On 30/1/09 13:25, Jean-Marc Desperrier wrote:
Ian G wrote:
Ian G wrote, On 2009-01-29 10:01:
[...] when firefox trips
over a cert, it could show something like that.
| There is a problem with this cert!
|
| ==> *The cert was not issued by a known CA*<==
| The cert has expired or is not yet valid
| [...]
...
* if you show a selection of items, then the user tends to read the
actual selection, read some of the others, and then think about what
that means.[...]
I'm not convinced still that « not issued by a known CA » would mean
anything for Joe Shmoe. And that's the target we should aim for.
I don't disagree; my words above were definately edited for brevity and
understanding by this audience, not the end-user.
How we convey that meaning to the end-user who does not understand what
it means is a big problem, yes. It's a big challenge for Mozilla. My
view is that eventually Mozilla has to do that, whether it does it this
year, or in 10 years, it will eventually have to convey that info to the
user who right now doesn't really want to know about it.
Don't take it wrong. I'm strongly in favor in bringing information, but
finding what information will be actually useful is *hard*.
Oh, yes. That's why I *strongly and vociferously* support the
experiments that have been conducted by Johnathan and in the past, Gerv,
in order to search for the way that works with users.

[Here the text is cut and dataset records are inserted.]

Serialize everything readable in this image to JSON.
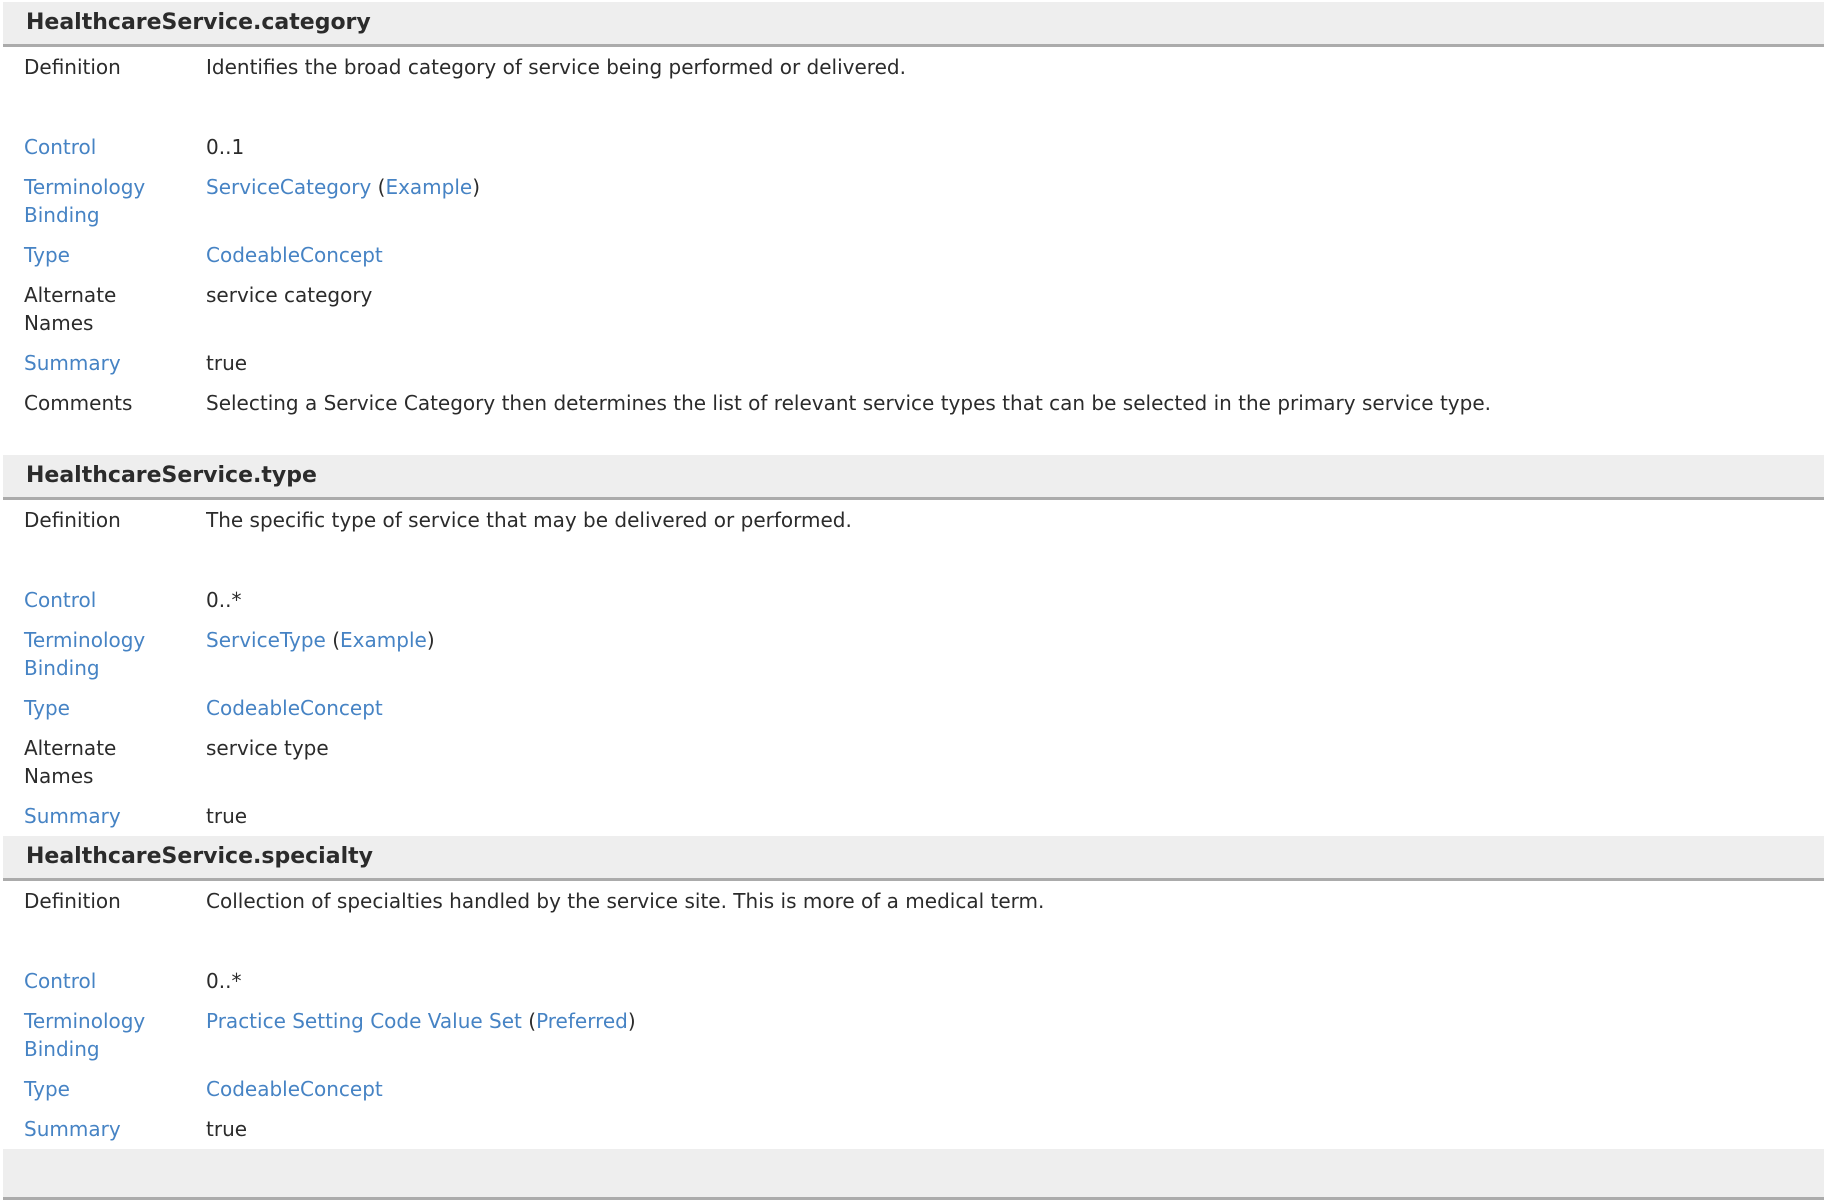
{
  "palette": {
    "link_blue": "#4683c4",
    "text_dark": "#2b2b2b",
    "header_bar_bg": "#eeeeee",
    "header_bar_border": "#ababab"
  },
  "sections": [
    {
      "title": "HealthcareService.category",
      "rows": [
        {
          "label": "Definition",
          "label_is_link": false,
          "kind": "definition",
          "parts": [
            {
              "text": "Identifies the broad category of service being performed or delivered.",
              "link": false
            }
          ]
        },
        {
          "label": "Control",
          "label_is_link": true,
          "kind": "normal",
          "parts": [
            {
              "text": "0..1",
              "link": false
            }
          ]
        },
        {
          "label": "Terminology Binding",
          "label_is_link": true,
          "kind": "normal",
          "parts": [
            {
              "text": "ServiceCategory",
              "link": true
            },
            {
              "text": " (",
              "link": false
            },
            {
              "text": "Example",
              "link": true
            },
            {
              "text": ")",
              "link": false
            }
          ]
        },
        {
          "label": "Type",
          "label_is_link": true,
          "kind": "normal",
          "parts": [
            {
              "text": "CodeableConcept",
              "link": true
            }
          ]
        },
        {
          "label": "Alternate Names",
          "label_is_link": false,
          "kind": "normal",
          "parts": [
            {
              "text": "service category",
              "link": false
            }
          ]
        },
        {
          "label": "Summary",
          "label_is_link": true,
          "kind": "normal",
          "parts": [
            {
              "text": "true",
              "link": false
            }
          ]
        },
        {
          "label": "Comments",
          "label_is_link": false,
          "kind": "comments",
          "parts": [
            {
              "text": "Selecting a Service Category then determines the list of relevant service types that can be selected in the primary service type.",
              "link": false
            }
          ]
        }
      ]
    },
    {
      "title": "HealthcareService.type",
      "rows": [
        {
          "label": "Definition",
          "label_is_link": false,
          "kind": "definition",
          "parts": [
            {
              "text": "The specific type of service that may be delivered or performed.",
              "link": false
            }
          ]
        },
        {
          "label": "Control",
          "label_is_link": true,
          "kind": "normal",
          "parts": [
            {
              "text": "0..*",
              "link": false
            }
          ]
        },
        {
          "label": "Terminology Binding",
          "label_is_link": true,
          "kind": "normal",
          "parts": [
            {
              "text": "ServiceType",
              "link": true
            },
            {
              "text": " (",
              "link": false
            },
            {
              "text": "Example",
              "link": true
            },
            {
              "text": ")",
              "link": false
            }
          ]
        },
        {
          "label": "Type",
          "label_is_link": true,
          "kind": "normal",
          "parts": [
            {
              "text": "CodeableConcept",
              "link": true
            }
          ]
        },
        {
          "label": "Alternate Names",
          "label_is_link": false,
          "kind": "normal",
          "parts": [
            {
              "text": "service type",
              "link": false
            }
          ]
        },
        {
          "label": "Summary",
          "label_is_link": true,
          "kind": "normal",
          "parts": [
            {
              "text": "true",
              "link": false
            }
          ]
        }
      ]
    },
    {
      "title": "HealthcareService.specialty",
      "rows": [
        {
          "label": "Definition",
          "label_is_link": false,
          "kind": "definition",
          "parts": [
            {
              "text": "Collection of specialties handled by the service site. This is more of a medical term.",
              "link": false
            }
          ]
        },
        {
          "label": "Control",
          "label_is_link": true,
          "kind": "normal",
          "parts": [
            {
              "text": "0..*",
              "link": false
            }
          ]
        },
        {
          "label": "Terminology Binding",
          "label_is_link": true,
          "kind": "normal",
          "parts": [
            {
              "text": "Practice Setting Code Value Set",
              "link": true
            },
            {
              "text": " (",
              "link": false
            },
            {
              "text": "Preferred",
              "link": true
            },
            {
              "text": ")",
              "link": false
            }
          ]
        },
        {
          "label": "Type",
          "label_is_link": true,
          "kind": "normal",
          "parts": [
            {
              "text": "CodeableConcept",
              "link": true
            }
          ]
        },
        {
          "label": "Summary",
          "label_is_link": true,
          "kind": "normal",
          "parts": [
            {
              "text": "true",
              "link": false
            }
          ]
        }
      ]
    }
  ],
  "partial_next_section_bar": true
}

Only by a mix of
careful thought and rough & tumble in the userspace will we find the path.
Maybe the best is a link to an on-line help ressource that will help Joe
Shmoe understand that a caCert issued cert on a Debian ressource site is
not a big deal, but that this self-signed cert on a home equity loan
site that ask him his bank account info *is*.

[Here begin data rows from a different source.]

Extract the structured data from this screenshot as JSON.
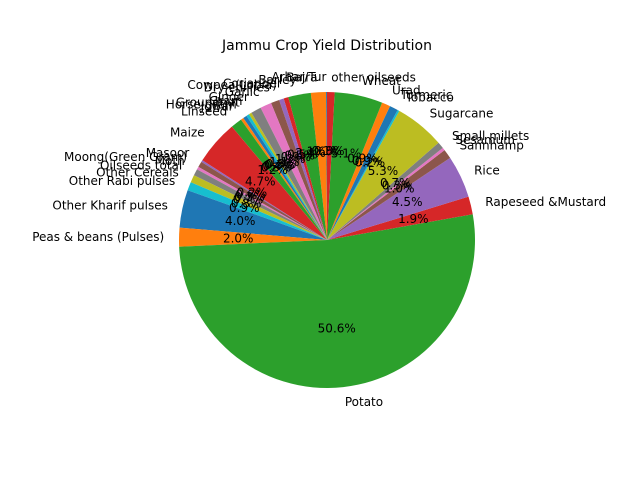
{
  "chart_data": {
    "type": "pie",
    "title": "Jammu Crop Yield Distribution",
    "start_angle_deg": 90,
    "direction": "counterclockwise",
    "labels": [
      "Arhar/Tur",
      "Bajra",
      "Barley",
      "Coriander",
      "Cowpea(Lobia)",
      "Dry chillies",
      "Garlic",
      "Ginger",
      "Gram",
      "Groundnut",
      "Horse-gram",
      "Jowar",
      "Linseed",
      "Maize",
      "Masoor",
      "Moong(Green Gram)",
      "Moth",
      "Oilseeds total",
      "Other Cereals",
      "Other Rabi pulses",
      "Other Kharif pulses",
      "Peas & beans (Pulses)",
      "Potato",
      "Rapeseed &Mustard",
      "Rice",
      "Sannhamp",
      "Sesamum",
      "Small millets",
      "Sugarcane",
      "Tobacco",
      "Turmeric",
      "Urad",
      "Wheat",
      "other oilseeds"
    ],
    "values": [
      0.1,
      1.6,
      2.4,
      0.5,
      0.5,
      0.9,
      1.2,
      1.1,
      0.3,
      0.3,
      0.4,
      0.3,
      1.2,
      4.7,
      0.2,
      0.6,
      0.3,
      0.7,
      0.8,
      0.9,
      4.0,
      2.0,
      50.6,
      1.9,
      4.5,
      1.0,
      0.3,
      0.7,
      5.3,
      0.2,
      0.9,
      0.9,
      5.1,
      0.8
    ],
    "value_labels": [
      "0.1%",
      "1.6%",
      "2.4%",
      "0.5%",
      "0.5%",
      "0.9%",
      "1.2%",
      "1.1%",
      "0.3%",
      "0.3%",
      "0.4%",
      "0.3%",
      "1.2%",
      "4.7%",
      "0.2%",
      "0.6%",
      "0.3%",
      "0.7%",
      "0.8%",
      "0.9%",
      "4.0%",
      "2.0%",
      "50.6%",
      "1.9%",
      "4.5%",
      "1.0%",
      "0.3%",
      "0.7%",
      "5.3%",
      "0.2%",
      "0.9%",
      "0.9%",
      "5.1%",
      "0.8%"
    ],
    "colors": [
      "#1f77b4",
      "#ff7f0e",
      "#2ca02c",
      "#d62728",
      "#9467bd",
      "#8c564b",
      "#e377c2",
      "#7f7f7f",
      "#bcbd22",
      "#17becf"
    ]
  }
}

Certainly, we can outsource the tricky bits to a web page.
(In my mind, I see the real end-users not clicking on that, but clicking
over to their voice-chat program, and getting their pet techie on the
line. "Hey, bro, what's the difference between CA-not-trusted and
you-can't-rely-on-self-signed? what's this mumbo jumbo that Firefox is
telling me?")
The best solution will still be as much as possible be to not bring out
a warning if there's not actually an attack : "Don't cry wolf" !
Because of the bayesian problem, I believe there is no way to avoid the
"don't cry wolf" dilemma. So, in essence, the path is to bring out the
info, and create some sort of shared approach between the user and
Firefox, working together.
Real security begins at the application and ends at the mind. Which is
to say, it is end-to-end, not discrete components. Which is another way
of saying, sooner or later, the user has to enter into the security system.